TRIBUNE LIBRE
A quand la chaine unique, le journal unique ?

Afin d'assurer leur propagande, les etats totalitaires d'autrefois se servaient d'une television et un journal unique afin que les deux puissent dire la meme chose. Ces methodes, alors balbutiantes, ont ete, depuis, nettement ameliorees.

Aujourd'hui, il y a plein de televisions et de journaux qui font mine d'etre differents, alors qu'en fait, ils disent tous plus ou moins la meme chose. 

Joseph Goebbels, qui etait un peu le Jacques Seguela de l'epoque, assurait : «la bonne propagande ne doit pas ressembler a de la propagande.» La lecon semble n'avoir ete qu'a moitie retenue.

Depuis dimanche dernier, il n'y a plus qu'un seul et unique sujet sur les ondes : Le Pen et ses electeurs.

A l'exception notable de Patrick Poivre d'Arvor et de Daniel Bilalian, qui tentent, vaille que vaille, de raison garder, il nous faut donc savoir que Le Pen est une sorte de croisement entre Jack l'eventreur et le monstre du Loch Ness, mais en moins urbain.

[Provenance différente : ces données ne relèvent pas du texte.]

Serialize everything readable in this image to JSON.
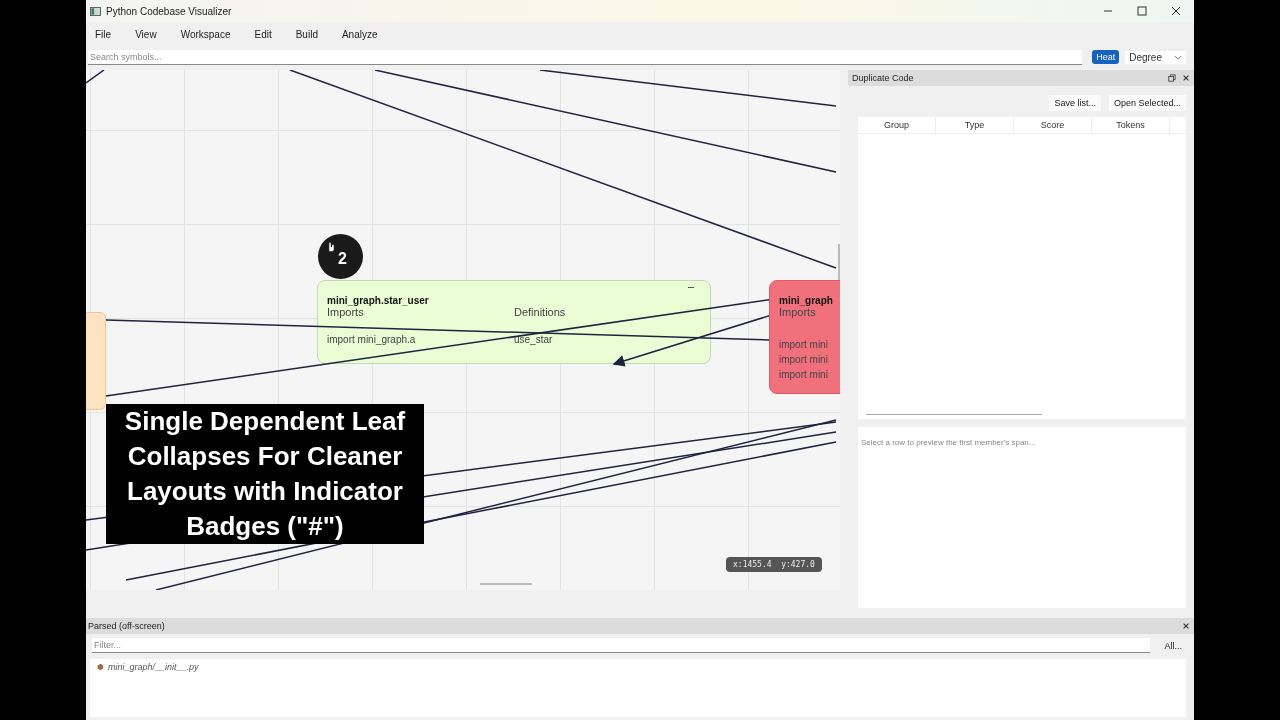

Quant a ses electeurs, ils seraient a la fois, chomeurs, peu fortunes, passablement incultes, largues par la modernite, retifs a Internet et a la construction europeenne. Frileux a l'egard du monde exterieur, ingrats vis-a-vis des merveilles deployees par le gouvernement Jospin cinq ans durant : des salauds de pauvres, en quelque sorte, auxquels il serait urgent et bienvenu de retirer le droit de vote. J'exagere a peine.

D'un autre cote, je me demande s'il s'agit la de la maniere la plus pertinente de convaincre le meme peuple de voter pour d'autres que Jean-Marie Le Pen. Cet etat d'esprit est evidemment encore plus manifeste sur Canal Plus, la ou un areopage de vedettes du showbiz se foutent, en direct et tous les soirs, de la gueule des croquants lepenistes, trop fauches pour partir en week-end dans le Luberon. Vive la sociale !

D'ailleurs, ceux qui se lamentent sur l'absence de Lionel Jospin au second tour etaient probablement dans le Luberon, dimanche dernier, plutot que d'aller voter. 

Une derniere image pour finir, marquante entre toutes, cette semaine. Celle d'une reunion de SOS Racisme dans un restaurant parisien ou le cafe doit couter le prix d'un plat du jour dans un relais routier, ou etaient reunis Michel Boujenah, Pierre Berge, Danielle Mitterrand, Mazarine Pingeot et une poignee d'autres milliardaires. 

Il parait qu'ils etaient en train d'entrer en resistance. Les anciens du Vercors ont du apprecier. Si nous triomphons le 5 mai, il faudra songer a remercier tous ces devoues suppletifs, sachant que nous leur devrons une bonne part de la victoire.